The unaverage troupe made an unaverage noise, building an argumentative band sound where every instrument seemed to jut out simultaneously - whether Davis's enormous snare blat (lent a tingling weirdness by Visconti's Harmonizer), Murray's lucid basslines (especially garrulous on Breaking Glass, where he gets a writing credit) or Gardiner's needling, strident riffs.

The instrumental tracks for side one were completed in the first seven days of recording - originally intended as demos, they all made the final cut. Alomar and Gardiner remained a further three days for overdubs and the end of week two was largely devoted to Eno's keyboard lines. These were remarkable concoctions. Sometimes muted and sickly like fairground organs in space, there are moments (the dying robot noise of Speed Of Life, the deafening wocka-wocka-wocka-wocka that sits above What In The World) when they commit a kind of knowing GBH to the songs.

Within this jabber of musical voices - a perfect sonic metaphor for his disjointed life - sits Bowie himself, a little sad, a little amused and a little lost. Breaking Glass is a black comic vignette, with its curious warning: Don't look at the carpet / I drew something awful on it. Then there's Sound And Vision - a song so perfect it deserves its own essay. Tight, light, skippy even, it's full of conflict. Two Davids - one conversational, another operatic - interact. Murray's bass playing is genius, tackling tart melodies to every beat, while Bowie's briefly gate-crashing baritone saxophone provides bathos. Clearly influenced by the television-obsessed alien he'd recently finished playing in The Man Who Fell To Earth (a still of the ginger alien adorned the sleeve), its meaning is obscure but its mood - defined by the wistful, introductory Don't you wonder sometimes... - is wonderfully original.

Low described the inspiration of the songs, but not the ambience at Chåteau d'Hérouville. If Bowie was in any kind of pain, recalls Visconti, he threw himself completely into this album to avoid it. I knew he had a few legal meetings that darkened his spirits momentarily. But he was very happy working on the music, very upbeat. Heavy times for him, confirms guitarist Ricky Gardiner, but his ambition ensured that he kept working.
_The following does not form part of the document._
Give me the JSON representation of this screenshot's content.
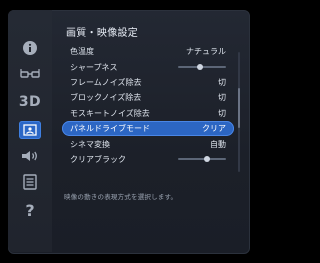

Iggy Pop's presence, in a largely cheerleading capacity, raised spirits, while Visconti acted as studio barber, delivering crops to Bowie and Iggy. Indeed, if Bowie had deliberately tailored himself and his music to be simpatico with the burgeoning punk movement, he couldn't have done a better job.
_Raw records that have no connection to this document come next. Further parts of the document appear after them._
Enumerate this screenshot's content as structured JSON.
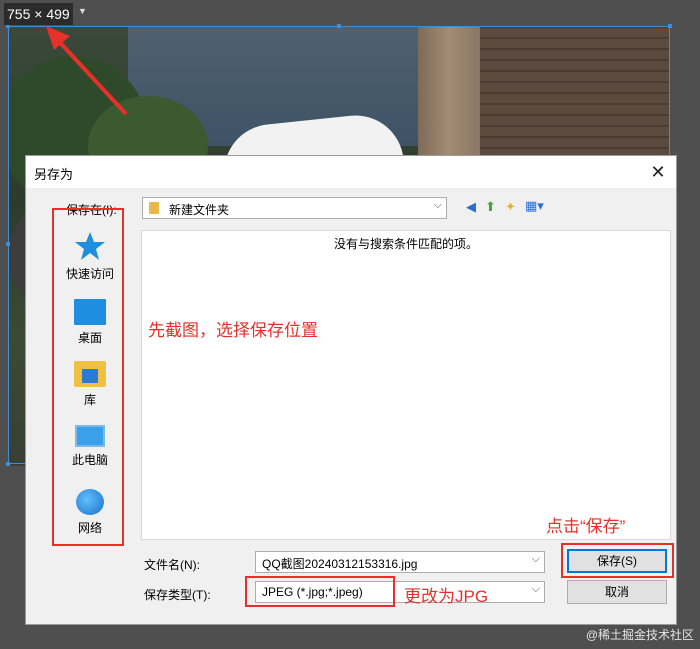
{
  "screenshot_size_label": "755 × 499",
  "dialog": {
    "title": "另存为",
    "close_glyph": "✕",
    "save_in_label": "保存在(I):",
    "save_in_value": "新建文件夹",
    "empty_message": "没有与搜索条件匹配的项。",
    "places": [
      {
        "label": "快速访问",
        "icon": "star-icon"
      },
      {
        "label": "桌面",
        "icon": "desktop-icon"
      },
      {
        "label": "库",
        "icon": "library-icon"
      },
      {
        "label": "此电脑",
        "icon": "computer-icon"
      },
      {
        "label": "网络",
        "icon": "network-icon"
      }
    ],
    "filename_label": "文件名(N):",
    "filename_value": "QQ截图20240312153316.jpg",
    "filetype_label": "保存类型(T):",
    "filetype_value": "JPEG (*.jpg;*.jpeg)",
    "save_button": "保存(S)",
    "cancel_button": "取消"
  },
  "annotations": {
    "step1": "先截图，选择保存位置",
    "step2": "点击“保存”",
    "step3": "更改为JPG"
  },
  "watermark": "@稀土掘金技术社区",
  "colors": {
    "annotation": "#e8302b",
    "selection": "#3c8fd9"
  }
}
But where does that leave side two of Low, the product of the third week of the Hérouville residency? An ocean of melancholy, residing outside the rock continuum, it's the controversial bit. Pre-CD, when you had to flip it at the end of side one, even fans rarely listened to it. Critics, who adored side one, were sniffy about the pretensions of the four brooding instrumentals. Bowie lacks the self-assured humour to pull off his avant-garde aspirations, wrote one.

Certainly, side two's influences were eclectic. Bowie's first meeting with Eno, in August 1972, left him struck by the egghead's commitment to breaking down the barriers between high and low art. Four years later, here they were smuggling Javanese gamelan (Weeping Wall), Bulgarian diaphonic chant (Warszawa) and German proto-electronica into the mainstream. In truth, side two's charms are blatantly melodic (Visconti's son, Morgan, contributed the introductory piano notes of Warszawa) and there's nothing crass, arcane, or - more importantly - boring about any of it. Perhaps the treated guitars on Weeping Wall are slightly rank, but we are assuredly not in Earthling territory here.
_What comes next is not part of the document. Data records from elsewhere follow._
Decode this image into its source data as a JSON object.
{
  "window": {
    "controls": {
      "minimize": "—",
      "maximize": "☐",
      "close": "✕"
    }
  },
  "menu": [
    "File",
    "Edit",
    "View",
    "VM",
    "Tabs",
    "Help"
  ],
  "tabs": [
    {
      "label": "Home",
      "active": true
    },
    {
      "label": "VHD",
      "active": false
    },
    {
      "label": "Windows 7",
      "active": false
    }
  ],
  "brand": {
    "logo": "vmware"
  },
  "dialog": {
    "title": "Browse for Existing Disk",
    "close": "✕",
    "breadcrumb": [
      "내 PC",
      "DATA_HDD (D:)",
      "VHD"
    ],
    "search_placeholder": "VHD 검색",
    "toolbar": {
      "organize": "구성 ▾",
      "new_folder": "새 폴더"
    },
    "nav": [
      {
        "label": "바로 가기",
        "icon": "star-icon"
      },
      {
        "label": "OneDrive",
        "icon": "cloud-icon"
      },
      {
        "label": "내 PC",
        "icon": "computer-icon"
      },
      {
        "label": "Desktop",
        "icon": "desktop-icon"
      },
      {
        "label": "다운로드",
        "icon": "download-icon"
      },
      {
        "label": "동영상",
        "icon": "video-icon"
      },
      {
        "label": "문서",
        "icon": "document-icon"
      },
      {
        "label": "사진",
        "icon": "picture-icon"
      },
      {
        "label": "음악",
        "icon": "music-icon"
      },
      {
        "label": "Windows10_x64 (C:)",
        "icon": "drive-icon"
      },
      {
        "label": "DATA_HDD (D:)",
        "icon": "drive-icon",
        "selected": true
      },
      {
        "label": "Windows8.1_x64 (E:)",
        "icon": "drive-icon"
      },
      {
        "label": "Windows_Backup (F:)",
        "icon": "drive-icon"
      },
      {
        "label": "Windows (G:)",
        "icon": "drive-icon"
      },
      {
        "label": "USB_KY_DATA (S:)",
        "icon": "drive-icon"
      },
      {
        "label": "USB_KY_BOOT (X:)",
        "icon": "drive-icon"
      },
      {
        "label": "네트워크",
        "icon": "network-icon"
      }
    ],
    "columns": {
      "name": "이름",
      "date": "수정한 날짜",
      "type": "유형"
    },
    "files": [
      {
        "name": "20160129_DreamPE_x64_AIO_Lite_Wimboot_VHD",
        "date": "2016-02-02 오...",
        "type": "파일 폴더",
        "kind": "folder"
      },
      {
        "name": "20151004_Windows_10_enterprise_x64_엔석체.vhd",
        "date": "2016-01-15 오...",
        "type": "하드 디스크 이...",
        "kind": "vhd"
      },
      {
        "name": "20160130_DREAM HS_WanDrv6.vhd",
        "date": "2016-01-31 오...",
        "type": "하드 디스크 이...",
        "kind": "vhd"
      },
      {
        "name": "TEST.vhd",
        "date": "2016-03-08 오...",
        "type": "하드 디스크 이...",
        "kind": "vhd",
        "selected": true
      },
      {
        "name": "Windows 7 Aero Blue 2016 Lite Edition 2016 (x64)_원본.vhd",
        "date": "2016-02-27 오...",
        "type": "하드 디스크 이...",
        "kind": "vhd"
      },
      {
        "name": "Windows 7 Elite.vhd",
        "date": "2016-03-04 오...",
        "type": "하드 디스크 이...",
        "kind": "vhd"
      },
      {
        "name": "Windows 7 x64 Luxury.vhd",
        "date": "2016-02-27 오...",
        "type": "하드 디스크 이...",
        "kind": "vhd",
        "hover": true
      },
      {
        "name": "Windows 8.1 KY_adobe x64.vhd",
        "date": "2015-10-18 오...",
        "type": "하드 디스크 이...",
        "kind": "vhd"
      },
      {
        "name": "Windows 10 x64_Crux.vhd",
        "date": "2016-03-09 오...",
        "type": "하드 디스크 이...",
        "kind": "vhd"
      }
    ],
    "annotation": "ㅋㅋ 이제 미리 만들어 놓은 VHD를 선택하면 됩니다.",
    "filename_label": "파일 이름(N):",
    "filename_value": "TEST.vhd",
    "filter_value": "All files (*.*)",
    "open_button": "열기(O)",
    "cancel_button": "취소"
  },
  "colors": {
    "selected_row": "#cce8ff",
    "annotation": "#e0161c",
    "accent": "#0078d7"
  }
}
In this way, Low broke the mould, and it remains the Bowie album to say you like the best if you don't want to appear too obvious. These feelings were not shared by RCA (one executive offered to buy Bowie a house in Philadelphia so that he could write and record Young Americans II), but it so clearly signalled an artistic way forward for Bowie that, when they finished mixing the LP - at Berlin's Hansa in September - he didn't want to leave. And so Bowie's Berlin period began... in France.